Hockey fans in Florida, Arizona and Texas are among those who will be able to watch their teams live when the delayed 2020-21 NHL season gets under way in January.

Tampa Bay Lightning, Arizona Coyotes and Dallas Stars have already said that a limited number of spectators can attend matches when fixtures begin from January 13.

Plans for the 56-game regular season were published over the weekend, with officials suggesting most initial matches would be behind closed doors.

However, teams in states where mass gatherings are allowed have already started to make plans to welcome back fans for the first time since March 2020.

Dallas Stars has outlined proposals for around 5,000 fans to attend games at the 18,500-capacity American Airlines Center. While Texas currently allows professional sports teams to have 50-per-cent capacity at indoor events, spacing out seats for social distancing drops the figure lower.

Arizona Coyotes president and chief executive Xavier Gutierrez said the team plans to have a limited capacity of fans at Gila River Arena from the beginning of the new season.
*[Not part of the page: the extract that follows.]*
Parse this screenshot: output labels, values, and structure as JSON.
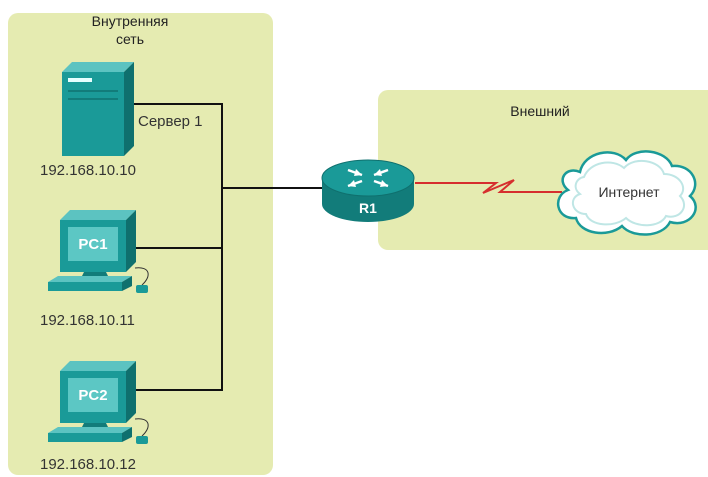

Gutierrez’s announcement came after the NBA’s Phoenix Suns said they would start the basketball season without fans due to the increased transmission of COVID-19 in Arizona, while the NFL’s Arizona Cardinals will play their final games of the season behind closed doors after welcoming more than 4,000 for games in November.

Gutierrez said fan well-being is the team’s “No.1 priority”, adding that they hope to announce some innovative and tech-enabled tools they will use to keep spectators safe.

Meanwhile, Tampa Bay Lightning have told fans they will be allowed to attend games at Amalie Arena, although the number of fans that will be permitted is unclear.

The NBA’s Toronto Raptors, who are calling Amalie Arena home through at least the first half of the NBA season, played in front of 2,300 socially distanced fans sitting in pods of two and four for last week’s preseason game and will welcome 3,800 spectators for today’s regular-season opener against New Orleans Pelicans.

20,000-capacity Amalie Arena recently became one of the first professional sports venues to earn dual certification from both the International WELL Building Institute (IWBI) and the Global Biorisk Advisory Council (GBAC) for excellence in COVID-19 safety preparedness and protocols.

In announcing the schedule for 2020-21, the NHL said the current plan is to play games in teams’ home arenas with the understanding that fans will not be permitted to attend in most, at least in the initial part of the season.

“The NHL looks forward to the opening of our 2020-21 season, especially since the Return to Play in 2019-20 was so successful in crowning a Stanley Cup champion,” NHL commissioner Gary Bettman said.

“While we are well aware of the challenges ahead, as was the case last spring and summer, we are continuing to prioritise the health and safety of our participants and the communities in which we live and play.”